After all, if he were to rank the day’s events from worst to the pits of hell, this would probably even classify as fun if only so that Hoseok can justify his heart going ba-dum ba-dum at Namjoon’s dimples.
“And who’s this guy? Have you started dragging newbies into the protests, Namjoon-ah?” Jackson asks, pulling Hoseok out of his thoughts, even as he slaps cuffs onto Namjoon’s wrist, not so gently manhandling him.
“I—”
“Okay, first off, it’s not a protest,” Namjoon says. “It’s an awareness campaign. And we do it just once a week so that more people know about the cause, which is something you—”
“Already know,” Jackson finishes.
“Secondly, he walked into the protest by mistake, Jackson” Namjoon goes on, jutting his lower lip out at the officer and Hoseok’s distracted from his worries for a second because is Namjoon pouting? Is the supposedly famed rebel—the one who’s been writing letters to all council men and giving them a headache for the past half year—pouting? “He had nothing to do with it. Just let him go.”

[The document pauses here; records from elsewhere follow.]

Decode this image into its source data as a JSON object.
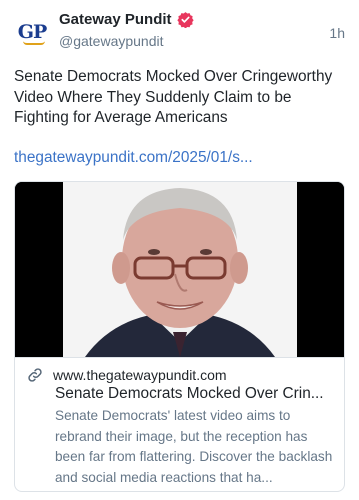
{
  "author": {
    "avatar_text": "GP",
    "display_name": "Gateway Pundit",
    "handle": "@gatewaypundit",
    "verified_icon": "verified-badge-icon",
    "timestamp": "1h"
  },
  "post": {
    "text": "Senate Democrats Mocked Over Cringeworthy Video Where They Suddenly Claim to be Fighting for Average Americans",
    "link_text": "thegatewaypundit.com/2025/01/s..."
  },
  "link_card": {
    "image_description_icon": "photo-icon",
    "link_icon": "link-icon",
    "domain": "www.thegatewaypundit.com",
    "title": "Senate Democrats Mocked Over Crin...",
    "description": "Senate Democrats' latest video aims to rebrand their image, but the reception has been far from flattering. Discover the backlash and social media reactions that ha..."
  },
  "colors": {
    "link": "#3b73c7",
    "muted_text": "#667788",
    "verified": "#e8365d",
    "logo_blue": "#1b3d8f",
    "logo_gold": "#e0a21a"
  }
}
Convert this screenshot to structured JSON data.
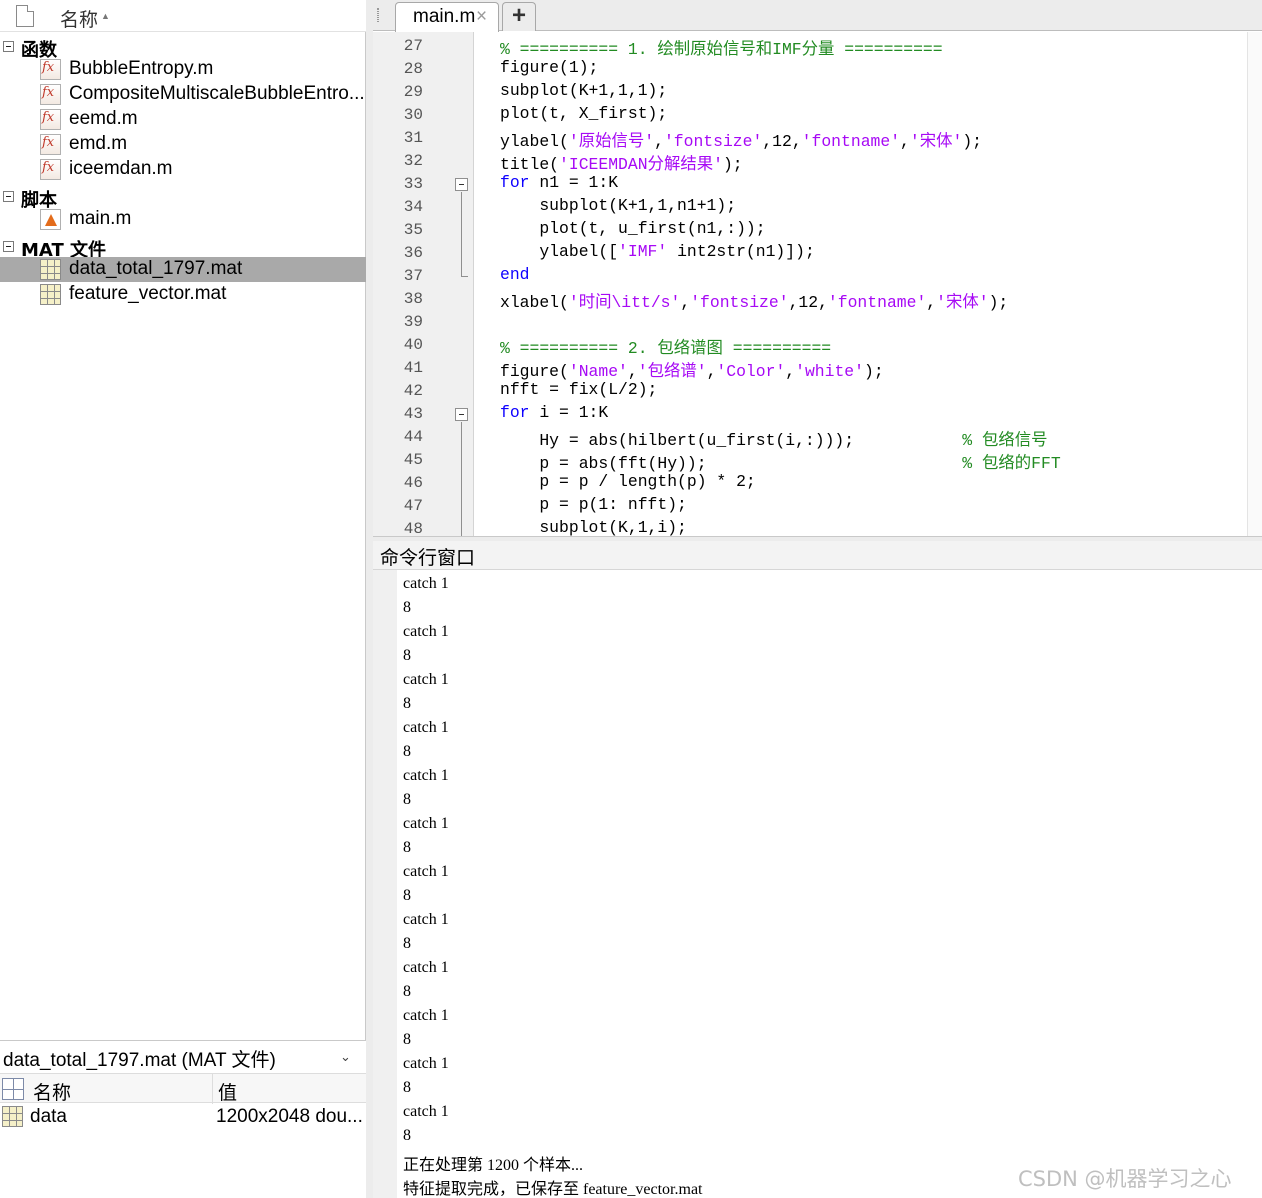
{
  "file_browser": {
    "column_name": "名称",
    "groups": [
      {
        "label": "函数",
        "files": [
          "BubbleEntropy.m",
          "CompositeMultiscaleBubbleEntro...",
          "eemd.m",
          "emd.m",
          "iceemdan.m"
        ]
      },
      {
        "label": "脚本",
        "files": [
          "main.m"
        ]
      },
      {
        "label": "MAT 文件",
        "files": [
          "data_total_1797.mat",
          "feature_vector.mat"
        ]
      }
    ],
    "selected_file": "data_total_1797.mat"
  },
  "details": {
    "title": "data_total_1797.mat  (MAT 文件)",
    "col_name": "名称",
    "col_value": "值",
    "variables": [
      {
        "name": "data",
        "value": "1200x2048 dou..."
      }
    ]
  },
  "editor": {
    "tab_label": "main.m",
    "close_glyph": "×",
    "add_glyph": "+",
    "line_numbers": [
      "27",
      "28",
      "29",
      "30",
      "31",
      "32",
      "33",
      "34",
      "35",
      "36",
      "37",
      "38",
      "39",
      "40",
      "41",
      "42",
      "43",
      "44",
      "45",
      "46",
      "47",
      "48"
    ]
  },
  "command_window": {
    "title": "命令行窗口",
    "output": [
      "catch 1",
      "8",
      "catch 1",
      "8",
      "catch 1",
      "8",
      "catch 1",
      "8",
      "catch 1",
      "8",
      "catch 1",
      "8",
      "catch 1",
      "8",
      "catch 1",
      "8",
      "catch 1",
      "8",
      "catch 1",
      "8",
      "catch 1",
      "8",
      "catch 1",
      "8",
      "正在处理第 1200 个样本...",
      "特征提取完成，已保存至 feature_vector.mat"
    ]
  },
  "watermark": "CSDN @机器学习之心",
  "colors": {
    "keyword": "#0e00ff",
    "string": "#a709f5",
    "comment": "#228b22",
    "selection": "#a9a9a9"
  }
}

Jackson looks at Hoseok consideringly, and Hoseok wonders for a second if he’s going to be let go scot free—
“I am sorry,” he says, shaking his head. “Protocol says we bring him in. And it’s just filling in some forms, paying the penalty and then—”
“But he did nothing,” Namjoon protests, downright sulking and Jackson glares at him.
“He was caught with you. That’s like worse than being part of a prote—awareness campaign,” Jackson corrects himself, as Namjoon glares at him.
“You’re with me now, too,” Namjoon says petulantly, and Hoseok just wants to laugh—just feels so so endeared and—later, he’ll question how sane he was at that moment to not be panicking about his previously spotless record being blemished. Later, he’ll wonder why he wasn’t worried about how he would explain this to his mother. Later, he’ll wonder why Namjoon made him feel free-r than he had in years—but for now, he steps up and decides to let Jackson out of his misery.
“I’ll come with you guys,” he says, before Jackson can reply, and the two of them can fall into what seems to be a familiar rabbit hole of bickering, and really, if Namjoon is this comfortable with a cop, Hoseok can only wonder how often he’s been in at a police station.
Namjoon turns to look at him, mouth dropping open.
“You don’t have to—”
“He needs to,” Jackson says, quelling him with a look, and Hoseok finds himself squeezing Namjoon’s shoulder.
“It’s okay. Let him do his job.”
Jackson shakes his head.
“You’re a menace, Namjoon-ah,” he complains, as he leads them both to the police car. “But I believe you guys, so I’ll make sure there’s no black spot on his record. Can’t waive the fine though. Now will you please get in?” He asks, opening the door.
Namjoon turns to look at Hoseok, and Hoseok realises he’s being given a choice. Realises that he could protest and that between him and Namjoon they could talk Jackson into letting him leave, but maybe it’s the electricity of the storm in the air, or maybe it’s just him saying fuck it all because he finds himself saying,
“We’ll get in.”
(Or maybe it’s Namjoon and his wild hair and sparkling eyes and pretty dimples.)
(Maybe it’s Hoseok wanting to spend more time with this Kim Namjoon, who makes him feel alive in ways that he didn’t know he could—makes him see the world suddenly in startling colour, even if the night is supposed to paint shadows of grey and blue.)